NEW DELHI – Next month, India will complete its marathon election. A new government is expected to assume power at the end of May, and, if the polls prove correct, the Bharatiya Janata Party (BJP), which has named Narendra Modi as its prime ministerial candidate, will lead that government.
With India’s sluggish economic performance having rightly dominated the campaign, the question of what foreign policy the new government should pursue remains unanswered. Whatever the specifics, one imperative is clear: India must move beyond its allegiance to the Non-Aligned Movement (NAM).
The muddle that NAM diplomacy causes is perhaps best reflected in the Congress-led Indian government’s recent quasi-endorsement of Russia’s annexation of Crimea. Prime Minister Manmohan Singh and his government appear to have overlooked that China covets Indian territory and may thus be pleased that Russia has set a precedent for a powerful country to thumb its nose at international law and seize part of a neighboring country. It is as if Indian foreign policy has been on autopilot since the 1980’s, when the government almost always adopted a pro-Russia stance.

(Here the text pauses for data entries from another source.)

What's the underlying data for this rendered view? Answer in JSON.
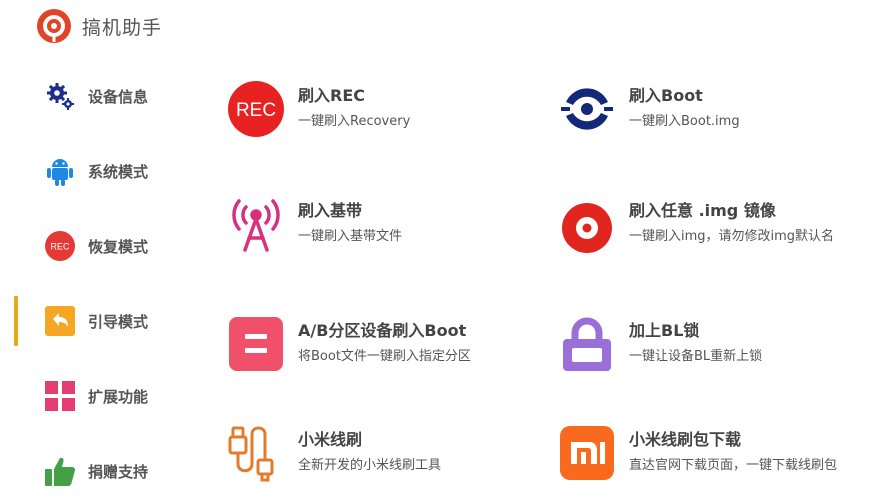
{
  "app": {
    "title": "搞机助手"
  },
  "sidebar": {
    "items": [
      {
        "label": "设备信息",
        "icon": "gears-icon",
        "color": "#1a2f8c"
      },
      {
        "label": "系统模式",
        "icon": "android-icon",
        "color": "#1e88e5"
      },
      {
        "label": "恢复模式",
        "icon": "rec-icon",
        "color": "#e53935"
      },
      {
        "label": "引导模式",
        "icon": "back-arrow-icon",
        "color": "#f5a623",
        "active": true
      },
      {
        "label": "扩展功能",
        "icon": "grid-icon",
        "color": "#e53f72"
      },
      {
        "label": "捐赠支持",
        "icon": "thumbs-up-icon",
        "color": "#43a047"
      }
    ],
    "active_color": "#e8a81d"
  },
  "main": {
    "cards": [
      {
        "title": "刷入REC",
        "desc": "一键刷入Recovery",
        "icon": "rec-icon",
        "icon_text": "REC",
        "color": "#e82222"
      },
      {
        "title": "刷入Boot",
        "desc": "一键刷入Boot.img",
        "icon": "boot-eye-icon",
        "color": "#14287a"
      },
      {
        "title": "刷入基带",
        "desc": "一键刷入基带文件",
        "icon": "antenna-icon",
        "color": "#d6307f"
      },
      {
        "title": "刷入任意 .img 镜像",
        "desc": "一键刷入img，请勿修改img默认名",
        "icon": "disc-icon",
        "color": "#e0261e"
      },
      {
        "title": "A/B分区设备刷入Boot",
        "desc": "将Boot文件一键刷入指定分区",
        "icon": "ab-partition-icon",
        "color": "#f0506a"
      },
      {
        "title": "加上BL锁",
        "desc": "一键让设备BL重新上锁",
        "icon": "lock-icon",
        "color": "#9b6fd8"
      },
      {
        "title": "小米线刷",
        "desc": "全新开发的小米线刷工具",
        "icon": "cable-icon",
        "color": "#e07c2c"
      },
      {
        "title": "小米线刷包下载",
        "desc": "直达官网下载页面，一键下载线刷包",
        "icon": "mi-logo-icon",
        "icon_text": "mi",
        "color": "#f96a1f"
      }
    ]
  }
}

The reality is that the NAM was never particularly effective at keeping India out of conflict, as the wars with China and Pakistan in 1962, 1965, and 1971 clearly demonstrated. In 1971, it was the Soviet Union’s support, rather than that of the NAM, that helped India to overcome the refugee crisis caused by Pakistan’s genocide in Bangladesh. Likewise, in 1999, India relied on American intervention to pressure Pakistan to end its aggression around the Himalayan town of Kargil.